Indeed, price action in the currency markets suggests it is east Asia countries, sporting current-account surpluses, that have benefited the most from real-money inflows and exhibited the least FX volatility among EM currencies over recent months.

Axel Merk, president and chief investment officer at Merk Investments

The likes of the Turkish lira and South African rand stand well below levels seen in April. Meanwhile, the renminbi, Korean won and Taiwan dollar have all broken back through the highs seen that month. “It is no surprise to us that Asian countries with strong external balances, such as China, Taiwan and Korea, have weathered the storm so far much better than India, Indonesia, South Africa or Brazil, and investors may want to deploy their capital selectively within the emerging markets,” says Axel Merk, president and chief investment officer at Merk Investments.

Merk believes that one lesson thrown up by the rout in EM assets in May and June is that authorities need to take the chance to reform their financial systems, offering investors a greater array of financial instruments in which to put their funds and a predictable regulatory environment.
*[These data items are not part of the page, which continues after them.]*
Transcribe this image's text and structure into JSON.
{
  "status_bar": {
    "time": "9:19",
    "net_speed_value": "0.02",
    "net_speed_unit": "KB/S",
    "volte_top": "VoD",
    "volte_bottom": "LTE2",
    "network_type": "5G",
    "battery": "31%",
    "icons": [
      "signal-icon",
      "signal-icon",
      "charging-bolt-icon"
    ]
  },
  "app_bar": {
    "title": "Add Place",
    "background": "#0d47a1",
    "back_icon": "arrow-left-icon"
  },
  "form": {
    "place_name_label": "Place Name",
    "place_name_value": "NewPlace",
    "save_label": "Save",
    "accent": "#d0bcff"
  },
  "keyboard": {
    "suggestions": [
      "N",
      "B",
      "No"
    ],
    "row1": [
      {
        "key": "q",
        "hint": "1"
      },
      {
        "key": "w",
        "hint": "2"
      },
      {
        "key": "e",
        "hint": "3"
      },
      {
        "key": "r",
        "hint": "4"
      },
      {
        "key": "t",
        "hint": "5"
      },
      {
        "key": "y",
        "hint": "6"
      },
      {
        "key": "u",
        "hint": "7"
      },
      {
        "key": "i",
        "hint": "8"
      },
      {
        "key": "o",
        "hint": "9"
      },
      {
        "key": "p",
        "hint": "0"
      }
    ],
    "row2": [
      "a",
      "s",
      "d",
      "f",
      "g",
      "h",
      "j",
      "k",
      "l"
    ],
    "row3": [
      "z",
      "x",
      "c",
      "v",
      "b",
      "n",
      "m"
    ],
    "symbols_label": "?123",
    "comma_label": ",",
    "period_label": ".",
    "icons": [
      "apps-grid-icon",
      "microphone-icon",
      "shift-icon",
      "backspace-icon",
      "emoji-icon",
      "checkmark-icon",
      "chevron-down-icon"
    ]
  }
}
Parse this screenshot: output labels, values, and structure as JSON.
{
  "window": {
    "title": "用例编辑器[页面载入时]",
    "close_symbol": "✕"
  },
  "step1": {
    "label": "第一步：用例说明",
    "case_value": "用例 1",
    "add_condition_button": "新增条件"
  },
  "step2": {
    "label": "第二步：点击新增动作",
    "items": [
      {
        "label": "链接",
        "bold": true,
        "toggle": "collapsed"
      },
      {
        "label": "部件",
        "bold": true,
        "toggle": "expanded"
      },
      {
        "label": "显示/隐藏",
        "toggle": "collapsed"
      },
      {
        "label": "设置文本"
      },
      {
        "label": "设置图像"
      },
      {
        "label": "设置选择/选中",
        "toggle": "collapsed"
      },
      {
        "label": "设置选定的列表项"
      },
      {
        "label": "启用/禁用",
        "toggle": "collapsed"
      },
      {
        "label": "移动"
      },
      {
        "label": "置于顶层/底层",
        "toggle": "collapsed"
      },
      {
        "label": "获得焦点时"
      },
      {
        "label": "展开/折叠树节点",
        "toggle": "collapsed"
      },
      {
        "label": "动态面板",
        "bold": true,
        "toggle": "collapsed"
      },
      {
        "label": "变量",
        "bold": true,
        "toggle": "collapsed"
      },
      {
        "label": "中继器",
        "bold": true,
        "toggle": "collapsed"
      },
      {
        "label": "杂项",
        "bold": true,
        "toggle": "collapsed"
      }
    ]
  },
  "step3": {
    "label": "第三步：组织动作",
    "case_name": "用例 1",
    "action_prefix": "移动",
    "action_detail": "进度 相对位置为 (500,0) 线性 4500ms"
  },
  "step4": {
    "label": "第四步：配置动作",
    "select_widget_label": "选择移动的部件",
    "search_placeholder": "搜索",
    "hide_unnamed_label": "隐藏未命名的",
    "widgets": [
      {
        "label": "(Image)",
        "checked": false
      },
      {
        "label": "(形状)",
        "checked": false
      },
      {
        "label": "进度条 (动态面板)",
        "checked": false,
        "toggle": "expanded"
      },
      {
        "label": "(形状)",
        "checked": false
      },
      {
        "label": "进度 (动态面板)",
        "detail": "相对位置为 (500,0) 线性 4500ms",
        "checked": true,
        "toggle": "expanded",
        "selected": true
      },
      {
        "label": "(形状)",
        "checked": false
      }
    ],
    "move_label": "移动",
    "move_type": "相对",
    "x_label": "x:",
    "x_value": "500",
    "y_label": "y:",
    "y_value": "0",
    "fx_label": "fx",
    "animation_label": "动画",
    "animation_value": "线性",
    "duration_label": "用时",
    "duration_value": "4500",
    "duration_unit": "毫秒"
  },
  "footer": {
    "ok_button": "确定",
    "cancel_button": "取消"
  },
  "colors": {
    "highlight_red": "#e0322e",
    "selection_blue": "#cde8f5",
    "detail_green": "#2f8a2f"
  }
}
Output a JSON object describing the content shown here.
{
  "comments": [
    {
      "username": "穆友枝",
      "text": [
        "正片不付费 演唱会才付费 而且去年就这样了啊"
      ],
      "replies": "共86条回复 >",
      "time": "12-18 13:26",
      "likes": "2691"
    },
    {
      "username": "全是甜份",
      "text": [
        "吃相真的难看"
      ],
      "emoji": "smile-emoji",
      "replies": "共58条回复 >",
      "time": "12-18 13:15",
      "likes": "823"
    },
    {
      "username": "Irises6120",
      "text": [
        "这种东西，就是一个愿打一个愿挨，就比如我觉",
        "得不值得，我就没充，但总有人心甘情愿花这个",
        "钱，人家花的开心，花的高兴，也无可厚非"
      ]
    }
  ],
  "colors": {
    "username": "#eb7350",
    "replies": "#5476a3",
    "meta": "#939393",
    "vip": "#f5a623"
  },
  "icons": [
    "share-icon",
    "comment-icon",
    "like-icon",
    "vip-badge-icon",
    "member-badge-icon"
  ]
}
He says instead of threatening the market with capital controls at the first sign of trouble, EM policymakers should be looking to open up their markets.

“Long-term investors may find better risk-adjusted returns in those countries embracing reform than those fighting investors,” says Merk.

The Fed-induced return of stability appears to have given EM authorities some breathing space, both from the immediate threat of an exodus of capital and from the need to enact reform.

If and when the tide goes out as the Fed begins to taper its asset purchases, they might well be tested again.